Quoi de plus hexagonal en effet que cette plume qui chuchote dans un souci de la forme un spleen finalement pas si désagréable ? Spleen du temps qui passe, des âmes qu'on ne gobe jamais totalement, des êtres et des lieux qu'on oublie, même - et surtout - quand on les a aimés. Autant de romans, autant de partitions tournant sublimement autour de ces impasses ontologiques. L'être et le néant. On n'est jamais vraiment ici et maintenant, toujours d'ailleurs et d'une autre époque.

Modiano, ici, s'appelle Jean Daragane, écrivain solitaire et vieillissant dont la tranquillité gentiment triste se trouve soudainement dérangée par l'intrusion d'un certain Gilles Ottolini ; ce dernier a retrouvé sur la banquette d'une brasserie son carnet d'adresses et chercher à en savoir plus sur un des noms inscrits là, un certain Guy Torstel (autant que la précision sur les lieux de Paris, rues et boulevards précautionneusement nommés, les noms des personnages chez Modiano ont quelque chose de granitique et d'empoussiéré, d'essentiel et de suranné, vestiges d'une France qui n'est plus, d'un Paris fantôme, de spectres humains). Aux côtés d'Ottolini, le belle Chantal Grippay à la robe matisséenne.

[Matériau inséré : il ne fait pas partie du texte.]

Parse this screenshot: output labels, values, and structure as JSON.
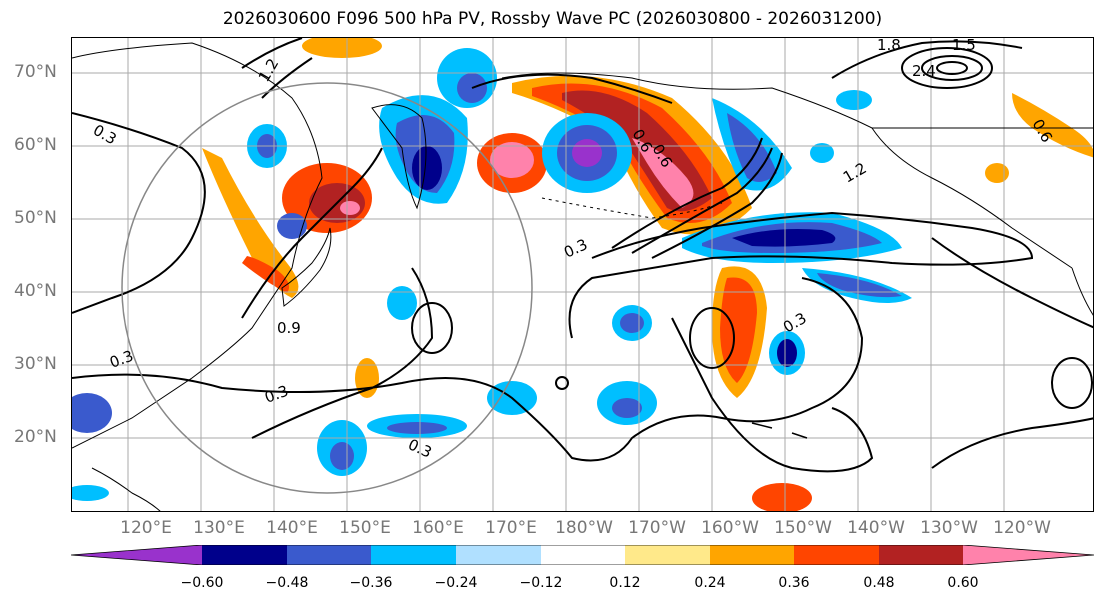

L'oubli s'impose - Daragane ne sait pas qui est ce Torstel - pour rapidement s'effriter. Le présent s'amalgame au passé dans une érosion réciproque et le récit, peu à peu, bascule vers la jeunesse et l'enfance de Daragane, et la figure d'Annie Astrand, synthèse de la mère et de la femme. Une femme aux mœurs douteuses et au passé trouble, dont Daragane n'a fait que croiser l'itinéraire, entre une maison de campagne et le côte d'Azur.

Pour que tu ne te perdes par dans le quartier rapièce leur histoire, trois fois rien, mais aussi quelque chose d’absolument essentiel dans la construction de l'homme. On n'en dira pas plus car il n'y a guère plus à conter. Chez Modiano, c'est l'ombre qui importe, ce sont les non-dits qui l'emportent, texte fantôme libéré/caché par celui occupant la centaine de pages. Une sublime impalpabilité.